Der TagÖzdemir versucht, Landwirten Furcht vor Mercosur-Deal zu nehmen
Bundesagrarminister Cem Özdemir sieht keine existenzielle Bedrohung für Bauern durch das Handelsabkommen Mercosur. Man habe darauf geachtet, dass die Interessen der Landwirte nicht unter die Räder kommen, sagte der Grünen-Politiker am Rande eines Treffens mit seinen Amtskolleginnen und -kollegen in Brüssel. Özdemir sagte, man müsse Export- und Schutzinteressen für den einheimischen Markt abwägen. "Ich glaube, dass uns das hier ganz gut gelungen ist."

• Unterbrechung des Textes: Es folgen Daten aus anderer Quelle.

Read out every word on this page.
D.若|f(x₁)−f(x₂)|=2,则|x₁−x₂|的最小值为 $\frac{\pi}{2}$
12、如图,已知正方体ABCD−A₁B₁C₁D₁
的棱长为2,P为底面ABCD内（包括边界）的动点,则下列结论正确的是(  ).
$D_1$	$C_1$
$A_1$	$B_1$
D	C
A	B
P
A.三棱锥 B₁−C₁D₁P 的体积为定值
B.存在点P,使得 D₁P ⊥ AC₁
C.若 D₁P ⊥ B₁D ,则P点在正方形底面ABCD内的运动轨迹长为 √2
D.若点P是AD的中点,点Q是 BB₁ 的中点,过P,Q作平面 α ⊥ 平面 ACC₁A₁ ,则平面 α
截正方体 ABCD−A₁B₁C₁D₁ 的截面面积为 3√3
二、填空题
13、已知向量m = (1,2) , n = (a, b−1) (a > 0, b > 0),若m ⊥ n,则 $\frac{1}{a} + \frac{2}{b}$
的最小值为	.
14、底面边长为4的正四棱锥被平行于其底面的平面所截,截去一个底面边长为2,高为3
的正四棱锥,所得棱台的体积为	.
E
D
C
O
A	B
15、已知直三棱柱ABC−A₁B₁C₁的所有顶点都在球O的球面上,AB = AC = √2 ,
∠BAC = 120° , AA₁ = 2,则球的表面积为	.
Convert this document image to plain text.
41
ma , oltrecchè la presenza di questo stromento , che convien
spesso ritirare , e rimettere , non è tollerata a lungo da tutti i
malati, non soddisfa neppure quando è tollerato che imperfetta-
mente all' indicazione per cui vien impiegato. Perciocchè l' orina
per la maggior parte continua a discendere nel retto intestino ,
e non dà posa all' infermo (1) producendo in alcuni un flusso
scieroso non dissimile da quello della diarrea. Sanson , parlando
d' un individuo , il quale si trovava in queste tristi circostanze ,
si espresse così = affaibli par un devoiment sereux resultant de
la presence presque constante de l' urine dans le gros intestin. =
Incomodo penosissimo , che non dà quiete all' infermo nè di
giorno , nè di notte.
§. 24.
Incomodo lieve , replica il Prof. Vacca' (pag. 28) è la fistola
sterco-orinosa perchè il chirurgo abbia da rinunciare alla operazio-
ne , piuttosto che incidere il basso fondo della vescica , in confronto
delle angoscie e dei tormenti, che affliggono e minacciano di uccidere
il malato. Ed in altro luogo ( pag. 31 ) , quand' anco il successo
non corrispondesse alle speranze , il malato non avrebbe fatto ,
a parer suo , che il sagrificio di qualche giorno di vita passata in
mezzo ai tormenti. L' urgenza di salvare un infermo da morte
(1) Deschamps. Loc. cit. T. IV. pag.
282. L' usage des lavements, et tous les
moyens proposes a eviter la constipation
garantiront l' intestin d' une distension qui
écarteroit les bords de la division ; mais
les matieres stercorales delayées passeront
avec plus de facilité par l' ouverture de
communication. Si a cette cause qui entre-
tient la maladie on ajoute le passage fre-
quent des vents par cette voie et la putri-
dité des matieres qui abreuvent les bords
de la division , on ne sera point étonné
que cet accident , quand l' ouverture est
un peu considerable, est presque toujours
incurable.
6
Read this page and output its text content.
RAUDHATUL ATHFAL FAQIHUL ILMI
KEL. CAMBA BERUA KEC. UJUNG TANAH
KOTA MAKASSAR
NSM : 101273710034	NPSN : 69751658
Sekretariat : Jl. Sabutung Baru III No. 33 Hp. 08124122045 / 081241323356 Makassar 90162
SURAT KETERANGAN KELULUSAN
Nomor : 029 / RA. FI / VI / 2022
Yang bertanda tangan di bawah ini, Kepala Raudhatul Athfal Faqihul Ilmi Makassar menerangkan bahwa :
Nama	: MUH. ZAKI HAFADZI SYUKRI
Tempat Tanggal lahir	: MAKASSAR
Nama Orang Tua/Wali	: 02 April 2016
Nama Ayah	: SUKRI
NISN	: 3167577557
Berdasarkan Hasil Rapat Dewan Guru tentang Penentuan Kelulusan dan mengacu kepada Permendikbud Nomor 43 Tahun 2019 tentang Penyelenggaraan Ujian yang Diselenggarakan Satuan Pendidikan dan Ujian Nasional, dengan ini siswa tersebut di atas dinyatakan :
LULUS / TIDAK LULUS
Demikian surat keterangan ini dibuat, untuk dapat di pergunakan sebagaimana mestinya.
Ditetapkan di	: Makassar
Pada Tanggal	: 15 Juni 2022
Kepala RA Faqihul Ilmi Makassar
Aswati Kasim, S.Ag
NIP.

Die EU-Kommission hatte vor wenigen Tagen ungeachtet anhaltender Bedenken von Ländern wie Frankreich, Italien und Polen mitgeteilt, Verhandlungen über eine riesige Freihandelszone mit dem südamerikanischen Staatenbündnis Mercosur abgeschlossen zu haben. Die Mercosur-Staaten sind Brasilien, Argentinien, Uruguay und Paraguay. Die Einigung kann immer noch scheitern, in jedem Fall muss etwa das EU-Parlament zustimmen. Zu den vehementen Kritikern des Abkommens gehören unter anderem europäische Landwirte. "Dieses Abkommen geht einseitig zulasten der europäischen Bauern und schwächt unsere Betriebe massiv im Wettbewerb", sagte der Präsident des Deutschen Bauernverbands, Joachim Rukwied.